Paquistão declara guerra ao Afeganistão e países trocam ataques

Bombardeios atingiram Cabul e Islamabad após meses de tensão na fronteira; países divergem sobre número de mortos

Paquistão e Afeganistão trocaram ataques na madrugada desta sexta-feira (27) após o governo paquistanês ter declarado uma “guerra aberta” ao país vizinho, alegando que sua “paciência chegou ao limite”.

Os dois países trocarem ataques diretos, incluindo bombardeios em áreas estratégicas das capitais Cabul e Islamabad.

Segundo autoridades paquistanesas, o Exército lançou ataques aéreos com mísseis contra Cabul (capital do Afeganistão), Kandahar e Província de Paktia.

De acordo com Islamabad, os alvos eram postos militares e escritórios do Talibã.
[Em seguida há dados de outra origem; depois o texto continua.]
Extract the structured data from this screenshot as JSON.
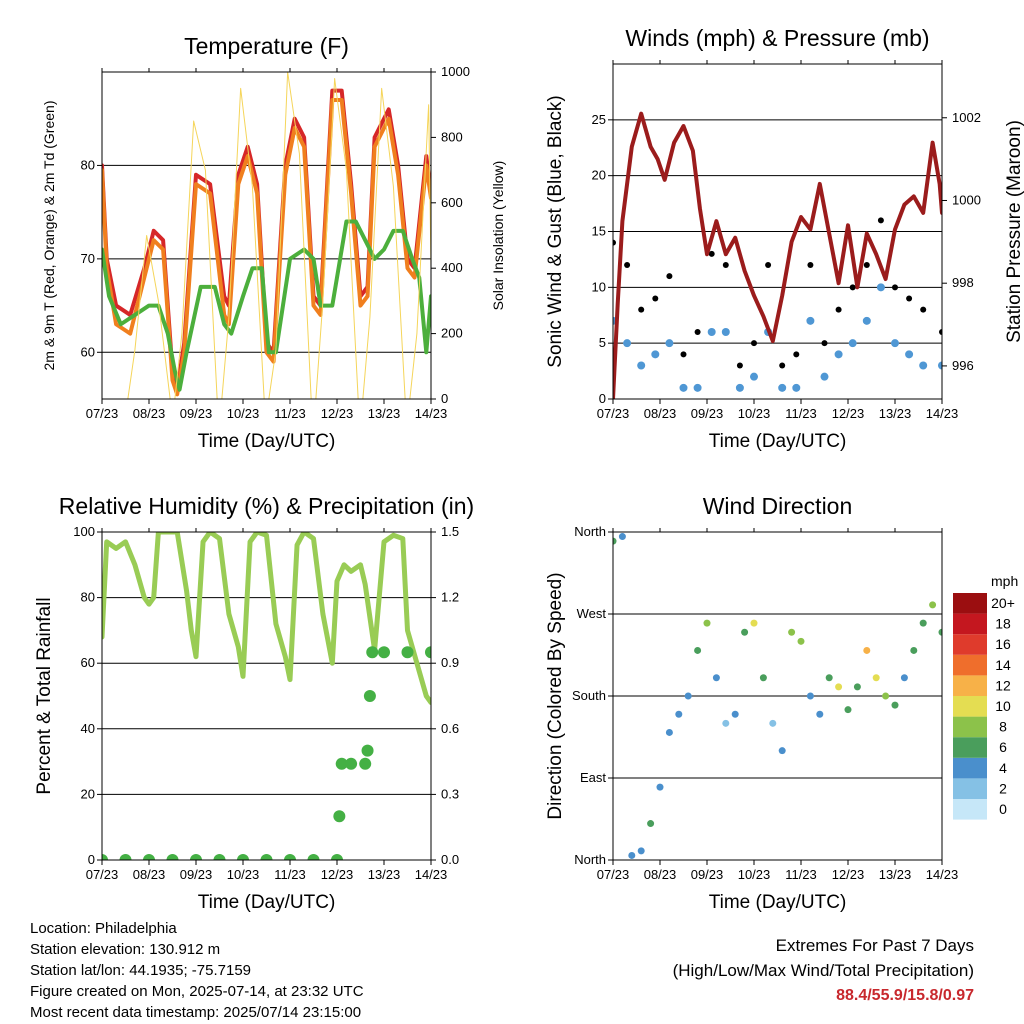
{
  "time_ticks": [
    "07/23",
    "08/23",
    "09/23",
    "10/23",
    "11/23",
    "12/23",
    "13/23",
    "14/23"
  ],
  "info": {
    "location": "Location: Philadelphia",
    "elevation": "Station elevation: 130.912 m",
    "latlon": "Station lat/lon: 44.1935; -75.7159",
    "created": "Figure created on Mon, 2025-07-14, at 23:32 UTC",
    "recent": "Most recent data timestamp: 2025/07/14 23:15:00"
  },
  "extremes": {
    "title": "Extremes For Past 7 Days",
    "subtitle": "(High/Low/Max Wind/Total Precipitation)",
    "values": "88.4/55.9/15.8/0.97"
  },
  "colors": {
    "temp_red": "#d62728",
    "temp_orange": "#f07f1e",
    "dewpoint_green": "#4caf3c",
    "solar_yellow": "#f5d55a",
    "wind_blue": "#4f97d4",
    "gust_black": "#000000",
    "pressure_maroon": "#9b1c1c",
    "rh_green": "#99cc55",
    "precip_green": "#44b044"
  },
  "chart_data": [
    {
      "id": "temperature",
      "type": "line",
      "title": "Temperature (F)",
      "xlabel": "Time (Day/UTC)",
      "ylabel": "2m & 9m T (Red, Orange) & 2m Td (Green)",
      "ylabel_right": "Solar Insolation (Yellow)",
      "xlim": [
        0,
        7
      ],
      "ylim": [
        55,
        90
      ],
      "yticks": [
        60,
        70,
        80
      ],
      "ylim_right": [
        0,
        1000
      ],
      "yticks_right": [
        0,
        200,
        400,
        600,
        800,
        1000
      ],
      "grid": true,
      "series": [
        {
          "color": "#d62728",
          "x": [
            0,
            0.1,
            0.3,
            0.6,
            0.9,
            1.1,
            1.3,
            1.5,
            1.6,
            1.75,
            2.0,
            2.3,
            2.6,
            2.7,
            2.9,
            3.1,
            3.3,
            3.5,
            3.65,
            3.9,
            4.1,
            4.3,
            4.5,
            4.65,
            4.9,
            5.1,
            5.3,
            5.5,
            5.65,
            5.8,
            6.1,
            6.3,
            6.5,
            6.65,
            6.9,
            7.0
          ],
          "y": [
            80,
            70,
            65,
            64,
            69,
            73,
            72,
            58,
            56,
            61,
            79,
            78,
            66,
            65,
            79,
            82,
            78,
            61,
            60,
            80,
            85,
            83,
            66,
            65,
            88,
            88,
            78,
            66,
            67,
            83,
            86,
            80,
            70,
            69,
            81,
            77
          ]
        },
        {
          "color": "#f07f1e",
          "x": [
            0,
            0.1,
            0.3,
            0.6,
            0.9,
            1.1,
            1.3,
            1.5,
            1.6,
            1.75,
            2.0,
            2.3,
            2.6,
            2.7,
            2.9,
            3.1,
            3.3,
            3.5,
            3.65,
            3.9,
            4.1,
            4.3,
            4.5,
            4.65,
            4.9,
            5.1,
            5.3,
            5.5,
            5.65,
            5.8,
            6.1,
            6.3,
            6.5,
            6.65,
            6.9,
            7.0
          ],
          "y": [
            79.5,
            69,
            63,
            62,
            68,
            72,
            71,
            57,
            55.5,
            60,
            78,
            77,
            64,
            63,
            78,
            81,
            77,
            60,
            59,
            79,
            84,
            82,
            65,
            64,
            87,
            87,
            77,
            65,
            66,
            82,
            85,
            79,
            69,
            68,
            80,
            76.5
          ]
        },
        {
          "color": "#4caf3c",
          "x": [
            0,
            0.15,
            0.4,
            0.7,
            1.0,
            1.2,
            1.4,
            1.55,
            1.65,
            1.8,
            2.1,
            2.4,
            2.6,
            2.75,
            3.0,
            3.2,
            3.4,
            3.55,
            3.7,
            4.0,
            4.3,
            4.5,
            4.65,
            4.9,
            5.2,
            5.4,
            5.6,
            5.8,
            6.0,
            6.2,
            6.4,
            6.6,
            6.75,
            6.9,
            7.0
          ],
          "y": [
            71,
            66,
            63,
            64,
            65,
            65,
            62,
            58,
            56,
            60,
            67,
            67,
            63,
            62,
            66,
            69,
            69,
            60,
            60,
            70,
            71,
            70,
            65,
            65,
            74,
            74,
            72,
            70,
            71,
            73,
            73,
            70,
            68,
            60,
            66
          ]
        },
        {
          "color": "#f5d55a",
          "axis": "right",
          "x": [
            0,
            0.45,
            0.55,
            0.7,
            0.95,
            1.2,
            1.45,
            1.55,
            1.7,
            1.95,
            2.2,
            2.45,
            2.55,
            2.7,
            2.95,
            3.2,
            3.45,
            3.55,
            3.7,
            3.95,
            4.2,
            4.45,
            4.55,
            4.7,
            4.95,
            5.2,
            5.45,
            5.55,
            5.7,
            5.95,
            6.2,
            6.45,
            6.55,
            6.7,
            6.95,
            7.0
          ],
          "y": [
            0,
            0,
            0,
            150,
            500,
            300,
            0,
            0,
            200,
            850,
            700,
            0,
            0,
            250,
            950,
            650,
            0,
            0,
            150,
            1000,
            750,
            0,
            0,
            300,
            980,
            700,
            0,
            0,
            250,
            950,
            650,
            0,
            0,
            200,
            900,
            400
          ]
        }
      ]
    },
    {
      "id": "winds",
      "type": "scatter",
      "title": "Winds (mph) & Pressure (mb)",
      "xlabel": "Time (Day/UTC)",
      "ylabel": "Sonic Wind & Gust (Blue, Black)",
      "ylabel_right": "Station Pressure (Maroon)",
      "xlim": [
        0,
        7
      ],
      "ylim": [
        0,
        30
      ],
      "yticks": [
        0,
        5,
        10,
        15,
        20,
        25
      ],
      "ylim_right": [
        995.2,
        1003.3
      ],
      "yticks_right": [
        996,
        998,
        1000,
        1002
      ],
      "grid": true,
      "series": [
        {
          "color": "#000000",
          "kind": "gust",
          "x": [
            0,
            0.3,
            0.6,
            0.9,
            1.2,
            1.5,
            1.8,
            2.1,
            2.4,
            2.7,
            3.0,
            3.3,
            3.6,
            3.9,
            4.2,
            4.5,
            4.8,
            5.1,
            5.4,
            5.7,
            6.0,
            6.3,
            6.6,
            7.0
          ],
          "y": [
            14,
            12,
            8,
            9,
            11,
            4,
            6,
            13,
            12,
            3,
            5,
            12,
            3,
            4,
            12,
            5,
            8,
            10,
            12,
            16,
            10,
            9,
            8,
            6
          ]
        },
        {
          "color": "#4f97d4",
          "kind": "wind",
          "x": [
            0,
            0.3,
            0.6,
            0.9,
            1.2,
            1.5,
            1.8,
            2.1,
            2.4,
            2.7,
            3.0,
            3.3,
            3.6,
            3.9,
            4.2,
            4.5,
            4.8,
            5.1,
            5.4,
            5.7,
            6.0,
            6.3,
            6.6,
            7.0
          ],
          "y": [
            7,
            5,
            3,
            4,
            5,
            1,
            1,
            6,
            6,
            1,
            2,
            6,
            1,
            1,
            7,
            2,
            4,
            5,
            7,
            10,
            5,
            4,
            3,
            3
          ]
        },
        {
          "color": "#9b1c1c",
          "axis": "right",
          "x": [
            0,
            0.1,
            0.2,
            0.4,
            0.6,
            0.8,
            0.95,
            1.1,
            1.3,
            1.5,
            1.7,
            1.85,
            2.0,
            2.2,
            2.4,
            2.6,
            2.8,
            3.0,
            3.2,
            3.4,
            3.6,
            3.8,
            4.0,
            4.2,
            4.4,
            4.6,
            4.8,
            5.0,
            5.2,
            5.4,
            5.6,
            5.8,
            6.0,
            6.2,
            6.4,
            6.6,
            6.8,
            6.95,
            7.0
          ],
          "y": [
            995.2,
            997.5,
            999.5,
            1001.3,
            1002.1,
            1001.3,
            1001.0,
            1000.5,
            1001.4,
            1001.8,
            1001.2,
            999.8,
            998.7,
            999.5,
            998.7,
            999.1,
            998.3,
            997.7,
            997.2,
            996.6,
            997.7,
            999.0,
            999.6,
            999.3,
            1000.4,
            999.2,
            998.0,
            999.4,
            997.9,
            999.2,
            998.7,
            998.1,
            999.3,
            999.9,
            1000.1,
            999.7,
            1001.4,
            1000.4,
            999.7
          ]
        }
      ]
    },
    {
      "id": "humidity",
      "type": "line",
      "title": "Relative Humidity (%) & Precipitation (in)",
      "xlabel": "Time (Day/UTC)",
      "ylabel": "Percent & Total Rainfall",
      "xlim": [
        0,
        7
      ],
      "ylim": [
        0,
        100
      ],
      "yticks": [
        0,
        20,
        40,
        60,
        80,
        100
      ],
      "ylim_right": [
        0,
        1.5
      ],
      "yticks_right": [
        "0.0",
        "0.3",
        "0.6",
        "0.9",
        "1.2",
        "1.5"
      ],
      "grid": true,
      "series": [
        {
          "color": "#99cc55",
          "x": [
            0,
            0.1,
            0.3,
            0.5,
            0.7,
            0.9,
            1.0,
            1.1,
            1.2,
            1.4,
            1.6,
            1.8,
            1.9,
            2.0,
            2.15,
            2.3,
            2.5,
            2.7,
            2.9,
            3.0,
            3.15,
            3.3,
            3.5,
            3.7,
            3.9,
            4.0,
            4.15,
            4.3,
            4.5,
            4.7,
            4.9,
            5.0,
            5.15,
            5.3,
            5.5,
            5.6,
            5.8,
            6.0,
            6.2,
            6.4,
            6.5,
            6.7,
            6.9,
            7.0
          ],
          "y": [
            68,
            97,
            95,
            97,
            90,
            80,
            78,
            80,
            100,
            100,
            100,
            82,
            70,
            62,
            97,
            100,
            98,
            75,
            65,
            56,
            97,
            100,
            99,
            72,
            62,
            55,
            96,
            100,
            98,
            75,
            60,
            85,
            90,
            88,
            90,
            84,
            64,
            97,
            99,
            98,
            70,
            60,
            50,
            48
          ]
        },
        {
          "color": "#44b044",
          "axis": "right",
          "x": [
            0,
            0.5,
            1.0,
            1.5,
            2.0,
            2.5,
            3.0,
            3.5,
            4.0,
            4.5,
            5.0,
            5.05,
            5.1,
            5.3,
            5.6,
            5.65,
            5.7,
            5.75,
            6.0,
            6.5,
            7.0
          ],
          "y": [
            0,
            0,
            0,
            0,
            0,
            0,
            0,
            0,
            0,
            0,
            0,
            0.2,
            0.44,
            0.44,
            0.44,
            0.5,
            0.75,
            0.95,
            0.95,
            0.95,
            0.95
          ]
        }
      ]
    },
    {
      "id": "direction",
      "type": "scatter",
      "title": "Wind Direction",
      "xlabel": "Time (Day/UTC)",
      "ylabel": "Direction (Colored By Speed)",
      "xlim": [
        0,
        7
      ],
      "ylim": [
        0,
        360
      ],
      "ytick_values": [
        0,
        90,
        180,
        270,
        360
      ],
      "ytick_labels": [
        "North",
        "East",
        "South",
        "West",
        "North"
      ],
      "grid": true,
      "legend_title": "mph",
      "legend_labels": [
        "0",
        "2",
        "4",
        "6",
        "8",
        "10",
        "12",
        "14",
        "16",
        "18",
        "20+"
      ],
      "legend_colors": [
        "#c6e7f8",
        "#85c1e5",
        "#4a8fcc",
        "#4a9e5c",
        "#8cc24a",
        "#e4dd52",
        "#f7b148",
        "#ef6e2c",
        "#df3b2c",
        "#c4171f",
        "#9b0e10"
      ],
      "series": [
        {
          "name": "",
          "x": [
            0,
            0.2,
            0.4,
            0.6,
            0.8,
            1.0,
            1.2,
            1.4,
            1.6,
            1.8,
            2.0,
            2.2,
            2.4,
            2.6,
            2.8,
            3.0,
            3.2,
            3.4,
            3.6,
            3.8,
            4.0,
            4.2,
            4.4,
            4.6,
            4.8,
            5.0,
            5.2,
            5.4,
            5.6,
            5.8,
            6.0,
            6.2,
            6.4,
            6.6,
            6.8,
            7.0
          ],
          "y": [
            350,
            355,
            5,
            10,
            40,
            80,
            140,
            160,
            180,
            230,
            260,
            200,
            150,
            160,
            250,
            260,
            200,
            150,
            120,
            250,
            240,
            180,
            160,
            200,
            190,
            165,
            190,
            230,
            200,
            180,
            170,
            200,
            230,
            260,
            280,
            250
          ],
          "speed": [
            6,
            4,
            3,
            4,
            5,
            4,
            3,
            3,
            4,
            6,
            8,
            4,
            2,
            4,
            6,
            9,
            5,
            2,
            3,
            8,
            8,
            4,
            3,
            5,
            9,
            6,
            6,
            12,
            10,
            8,
            5,
            4,
            5,
            6,
            7,
            6
          ]
        }
      ]
    }
  ]
}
Kandahar é considerada o principal reduto do grupo e abriga o líder espiritual Haibatullah Akhundzada.

Imagens divulgadas pelas Forças Armadas do Paquistão mostram explosões na capital afegã.

Em resposta, o governo do Talibã afirmou ter usado drones para atingir instalações militares paquistanesas em Islamabad, Nowshera, Jamrud e Abbottabad.

Cabul declarou que a retaliação foi direcionada exclusivamente a alvos militares.

O porta-voz do Exército paquistanês, Ahmed Sharif Chaudhry, afirmou que:

  • 22 alvos militares afegãos foram atingidos

  • 274 autoridades e militantes do Talibã foram mortos

  • 12 soldados paquistaneses morreram

O governo afegão não confirmou os números divulgados por Islamabad.

O Paquistão acusa o Talibã de permitir que militantes armados utilizem o território afegão para lançar ataques contra o país, incluindo integrantes do grupo Tehreek-e-Taliban Pakistan (TTP).

O Afeganistão nega as acusações e, por sua vez, acusa o Paquistão de abrigar combatentes do Estado Islâmico.

O atual confronto marca a primeira vez que o Paquistão bombardeia diretamente instalações do Talibã desde que o grupo retomou o poder em 2021.

Diante da escalada, Irã e China se ofereceram para mediar o conflito.

O governo iraniano declarou estar disposto a facilitar o diálogo. A China pediu moderação e um cessar-fogo imediato para evitar mais derramamento de sangue.

Historicamente, o Paquistão foi um dos principais aliados do Talibã desde os anos 1990, como estratégia de influência regional frente à Índia.

A relação começou a se deteriorar após 2021, com:

  • Crescente atuação do TTP

  • Aproximação diplomática do Afeganistão com a Índia

  • Confrontos frequentes na fronteira

O cessar-fogo firmado em outubro foi rompido com a nova escalada militar. A situação segue em desenvolvimento.